赵旭阳点了点头:“没错。根据我们分析现场环境来看,楼梯口和书房距离客人休息的房间距离比较远,这导致他的呼救声很难被醉后酣睡的客人听到。”
马树邦感慨了一句,“无法呼救,没带手机,凶手就守在门外,没有窗户可以逃生,自己还流着血,这简直就是绝境。你说死者干啥把书房搞得没窗户呢?”
“为了创作安静吧,是作家的职业需要。”王薙龙很快将眼前的细节串到了一起。“这墙壁看起来加厚过,可能埋了隔音层,加上没窗户,都是为了制造安静的环境。只是他没想到这种环境却害了自己。”
他话锋一转,道:“现在两位警官怎么看?”
赵旭阳率先道:“我觉得应该是外来入侵者作案。理由是死者明明在书房中具有一定活动能力,却没有遗留下死亡讯息,或者说所谓的遗言。如果凶手是三位客人中的一个,他明明可以写下其名字,将凶手的身份告诉警方。”
马树邦点头道:“小赵的推理有一定说服力,若把赵长秋换作我,在被逼上死路的时候,必然会想到鱼死网破把凶手身份曝光出来。除非死者不认识凶手。但我们的同事调取了附近路口的监控,并没有发现可疑人员。对于监控录像还在进一步筛查中。”
“我觉得没必要这样做。”王薙龙毫不客气地指出。
“没必要什么?”赵旭阳还没领会上去。
“没必要查监控,凶手就在内部。”王薙龙解释道:“如果凶手是意图行凶的外来者,他为什么要用这家的菜刀来杀人?为什么自己不备着刀?”

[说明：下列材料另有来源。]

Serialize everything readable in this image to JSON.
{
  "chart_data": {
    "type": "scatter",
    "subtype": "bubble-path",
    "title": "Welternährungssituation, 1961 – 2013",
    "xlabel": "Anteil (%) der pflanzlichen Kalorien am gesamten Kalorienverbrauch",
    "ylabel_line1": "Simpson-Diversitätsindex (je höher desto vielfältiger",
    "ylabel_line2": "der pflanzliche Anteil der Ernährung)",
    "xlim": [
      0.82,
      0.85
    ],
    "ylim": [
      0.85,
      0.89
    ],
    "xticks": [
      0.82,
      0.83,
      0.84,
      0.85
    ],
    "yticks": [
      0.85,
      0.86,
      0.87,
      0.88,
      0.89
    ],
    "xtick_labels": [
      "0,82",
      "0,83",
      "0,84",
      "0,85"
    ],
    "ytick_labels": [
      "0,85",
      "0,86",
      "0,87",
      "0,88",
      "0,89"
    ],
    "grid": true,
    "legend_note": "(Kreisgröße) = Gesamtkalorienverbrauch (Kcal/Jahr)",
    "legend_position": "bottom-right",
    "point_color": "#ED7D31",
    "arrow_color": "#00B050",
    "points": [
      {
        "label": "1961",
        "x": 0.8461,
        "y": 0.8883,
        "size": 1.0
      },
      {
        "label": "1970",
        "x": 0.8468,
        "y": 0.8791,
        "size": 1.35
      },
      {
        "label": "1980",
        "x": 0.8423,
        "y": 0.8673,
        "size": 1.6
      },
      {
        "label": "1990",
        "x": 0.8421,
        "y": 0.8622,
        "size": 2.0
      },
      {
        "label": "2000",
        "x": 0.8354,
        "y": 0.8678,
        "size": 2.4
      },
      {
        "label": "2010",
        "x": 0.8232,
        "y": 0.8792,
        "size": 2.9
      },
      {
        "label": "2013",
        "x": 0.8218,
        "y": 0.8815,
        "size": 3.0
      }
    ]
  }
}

赵旭阳略一沉吟,道:“因为......他原本是来盗窃的,不料被主人发现,慌乱中随手拿刀刺死了主人。”
王薙龙平静地阐述道:“这不可能,因为致死伤在后腰处,即是说死者遭遇了凶手的背后偷袭。如果是盗窃犯罪者不小心撞上了醉醺醺起夜的主人,藏起来就好了,完全没必要偷袭主人来增加自己的罪行。如果是蓄意谋杀的犯罪者,又不可能随手捡主人家的菜刀而自己不准备凶器。”
马树邦迅速梳理了思路:“偷袭死者,说明二人存在一定矛盾,犯罪具有主观上的蓄意。而以死者家的菜刀行凶,说明准备不足,犯罪不具有主观上的蓄意。这二者之间为何存在矛盾呢?”